The conference saw WADA approve a series of measures including stricter punishments for anti-doping violations. Article 10.2.1 increases the athletes ban from all competition, for cheating involving serious doping substances, from two to four years. This change ensures that any athlete who is found guilty of intentionally doping will miss an Olympic Games. Additionally any athletes that choose not to co-operate with the testing process can face a lengthy ban lasting up to four years.
WADA’s tougher approach towards athletes intentionally doping is counterbalanced by an increased element of flexibility to reduce punishment for certain types of offending athletes (similar provisions previously discussed by Sports, Media and Entertainment Online available here). Article 10.6 incentivises athletes to co-operate in investigations, offering a reduced ban in return for ‘substantial assistance’ with doping investigations. Athletes who are found to have breached the code through no significant fault of their own could see a reduction in ban periods or in certain instances being absolved from sanctions.
The new code recognises that the doping athlete is often not the only guilty party. A person or team of people supporting the athlete can have a crucial role facilitating or covering up offences. To combat the issue Article 2.9 states any involvement in an anti-doping violation committed by another person (such as helping cover up a violation) will be sanctioned with a ban of up to four years (Article 10.3.4) and Article 2.10 states it will be a violation for any athlete or person to associate in a sport related or professional capacity with athletic support personnel who have been found guilty of a criminal or disciplinary offence equivalent to a doping violation.

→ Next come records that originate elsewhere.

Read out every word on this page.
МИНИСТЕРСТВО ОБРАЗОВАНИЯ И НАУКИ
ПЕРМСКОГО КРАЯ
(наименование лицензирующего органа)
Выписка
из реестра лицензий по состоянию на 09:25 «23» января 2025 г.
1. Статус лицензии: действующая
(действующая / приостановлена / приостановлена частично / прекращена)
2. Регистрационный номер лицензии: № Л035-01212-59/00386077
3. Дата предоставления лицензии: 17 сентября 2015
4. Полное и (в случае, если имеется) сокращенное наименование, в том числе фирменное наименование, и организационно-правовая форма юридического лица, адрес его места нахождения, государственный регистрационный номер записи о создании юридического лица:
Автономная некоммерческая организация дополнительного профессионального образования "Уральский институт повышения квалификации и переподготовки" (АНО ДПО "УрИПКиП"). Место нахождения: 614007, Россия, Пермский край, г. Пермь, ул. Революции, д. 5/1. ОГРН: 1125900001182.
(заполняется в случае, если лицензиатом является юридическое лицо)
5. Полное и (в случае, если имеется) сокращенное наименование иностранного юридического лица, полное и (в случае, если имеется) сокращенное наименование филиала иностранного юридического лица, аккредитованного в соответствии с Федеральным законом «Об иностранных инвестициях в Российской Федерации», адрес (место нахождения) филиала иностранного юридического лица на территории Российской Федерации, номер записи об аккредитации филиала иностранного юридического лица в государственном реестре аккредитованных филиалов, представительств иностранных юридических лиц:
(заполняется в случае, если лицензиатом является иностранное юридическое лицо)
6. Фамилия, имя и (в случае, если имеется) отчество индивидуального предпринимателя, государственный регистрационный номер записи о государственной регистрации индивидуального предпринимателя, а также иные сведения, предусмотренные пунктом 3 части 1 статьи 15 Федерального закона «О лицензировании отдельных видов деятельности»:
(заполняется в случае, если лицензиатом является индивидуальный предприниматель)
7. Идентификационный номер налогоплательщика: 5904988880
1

Other key changes include an increased emphasis on intelligent methods of investigation outside of traditional drugs testing. This builds on the recent trend of high profile athletes being found guilty of doping as a result of criminal investigations. Article 6.4 requires Anti-Doping Organisations to develop risk-assessment based ‘testing menus’ that focus on specific substances appropriate to the individual sports and disciplines. The code also increases the limitation periods within which the Anti-Doping Organisation can charge a person committing a doping violation from eight years to ten years under Article 17.
Changes have been widely welcomed in the UK, with Sport Minister Helen Grant saying: “Doping has absolutely no place in sport and will not be tolerated. The public must have confidence that the sport they see is true and fair. Tackling doping requires a strong partnership between Government and sport and we have that in the UK. I support these changes to the World Anti-Doping Code that will help step up the global fight against drug cheats, suppliers, traffickers and anyone involved in doping.”